[infinispan-dev] New draft for distributed execution framework

Tue Nov 30 07:56:46 EST 2010

On 11/30/2010 07:11 PM, Manik Surtani wrote:
> Hi Trustin
> 
> Thanks for this.  A few comments:
> 
> * 1st section, by node affinity, I presume you mean data locality?

Yes.  Let me fix it.

> * 2nd section: data processing tasks would be sent out to specific nodes where required data is available.  Not to every node.

You're right again. :-)

> * Do we want to support this for replicated mode?  Typically, replicated clusters will be small and won't really benefit from task execution.  Maybe we add in support for replication later, if there is adequate demand?  It shouldn't change the API, etc.

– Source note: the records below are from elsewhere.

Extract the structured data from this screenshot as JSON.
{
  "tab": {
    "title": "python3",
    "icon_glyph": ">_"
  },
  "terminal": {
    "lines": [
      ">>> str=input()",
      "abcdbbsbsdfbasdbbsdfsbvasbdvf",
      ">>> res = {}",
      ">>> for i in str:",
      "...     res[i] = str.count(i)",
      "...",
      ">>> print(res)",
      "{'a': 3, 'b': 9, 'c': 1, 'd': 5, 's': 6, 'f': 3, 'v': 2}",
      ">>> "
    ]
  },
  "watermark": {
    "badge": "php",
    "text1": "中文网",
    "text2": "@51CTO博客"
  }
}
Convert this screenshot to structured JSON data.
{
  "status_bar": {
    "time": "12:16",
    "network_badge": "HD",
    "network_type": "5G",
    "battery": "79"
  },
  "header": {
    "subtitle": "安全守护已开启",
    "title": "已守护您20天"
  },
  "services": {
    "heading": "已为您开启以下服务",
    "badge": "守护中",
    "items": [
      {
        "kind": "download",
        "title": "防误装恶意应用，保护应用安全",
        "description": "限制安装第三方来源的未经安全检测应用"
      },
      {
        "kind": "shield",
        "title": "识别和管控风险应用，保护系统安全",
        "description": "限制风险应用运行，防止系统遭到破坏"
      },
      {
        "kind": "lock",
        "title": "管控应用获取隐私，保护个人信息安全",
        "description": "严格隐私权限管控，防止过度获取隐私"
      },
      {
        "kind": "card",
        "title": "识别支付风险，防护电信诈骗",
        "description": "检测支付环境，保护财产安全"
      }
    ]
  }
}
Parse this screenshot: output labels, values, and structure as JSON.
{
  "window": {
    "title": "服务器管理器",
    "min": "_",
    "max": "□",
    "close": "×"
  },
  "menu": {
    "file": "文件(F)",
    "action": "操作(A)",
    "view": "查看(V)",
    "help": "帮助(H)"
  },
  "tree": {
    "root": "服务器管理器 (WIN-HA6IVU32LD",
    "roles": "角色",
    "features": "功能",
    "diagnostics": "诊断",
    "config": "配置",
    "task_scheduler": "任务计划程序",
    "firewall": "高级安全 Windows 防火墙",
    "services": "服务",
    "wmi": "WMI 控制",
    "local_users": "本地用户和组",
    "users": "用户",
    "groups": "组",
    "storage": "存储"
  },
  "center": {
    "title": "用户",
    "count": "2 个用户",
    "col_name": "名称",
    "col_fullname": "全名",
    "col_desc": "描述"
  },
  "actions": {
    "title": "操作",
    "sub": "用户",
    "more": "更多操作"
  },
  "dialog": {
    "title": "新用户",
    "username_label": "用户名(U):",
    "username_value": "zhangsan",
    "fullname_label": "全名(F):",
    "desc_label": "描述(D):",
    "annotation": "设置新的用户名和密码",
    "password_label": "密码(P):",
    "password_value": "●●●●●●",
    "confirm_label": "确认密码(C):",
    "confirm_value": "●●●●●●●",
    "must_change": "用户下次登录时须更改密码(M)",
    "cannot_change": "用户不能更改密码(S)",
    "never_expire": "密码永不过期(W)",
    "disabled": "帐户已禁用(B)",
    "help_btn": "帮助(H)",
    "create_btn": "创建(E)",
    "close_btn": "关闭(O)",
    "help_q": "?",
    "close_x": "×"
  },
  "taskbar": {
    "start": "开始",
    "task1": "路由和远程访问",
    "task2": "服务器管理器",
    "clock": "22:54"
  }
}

For example, a user might want to run a cluster of 100 nodes with 2
replicas just like Google File System does.  Why is such cluster
supposed to be small?  Could you elaborate?

> * +1 re: multi-cores on each node.  I presume this would rely on an Executor set up on each node for this purpose?  And a user would have the opportunity to configure this executor (e.g., based on the type of hardware in use)?

Yes, that's what I intended.

> * Could you define where each of these tasks are executed?  E.g., in a grid of {A, B, C, D} and you invoke your example on A, the local tasks happen on any node which contains the data it needs, while the global task happens on A?  Surely in many cases it makes sense to "reduce" before pushing results (final or intermediate) on the network?

Each node runs the first two sub-tasks and then one node is chosen to
run the last one.  Timeline will look like this:

  A: Task1 .. Task2 ... Task3
  B: Task1 .. Task2 /
  C: Task1 .. Task2 /
  D: Task1 .. Task2 /

Because Task1 and 2 are executed in the same node, they could be done
via a simple invocation chaining.  The transition from Task2 to Task3
will involve network communication.  In the example, the output is only
one entry, so it will be kept in memory until the node A's Task3 picks
them up.  If Task2 generates a lot of entries, each node will hold them
in memory and block the task execution on ctx.write() until the Task3
picks them up.

One potential problem is when Node A fails while running Task3.  Because
the intermediary entries are loaded into memory and lost as soon as they
are consumed, there's no way to re-retrieve the intermediary output and
the entire task needs to be re-run.  A user can simply split the task to
two parts to store the intermediary output in the cache.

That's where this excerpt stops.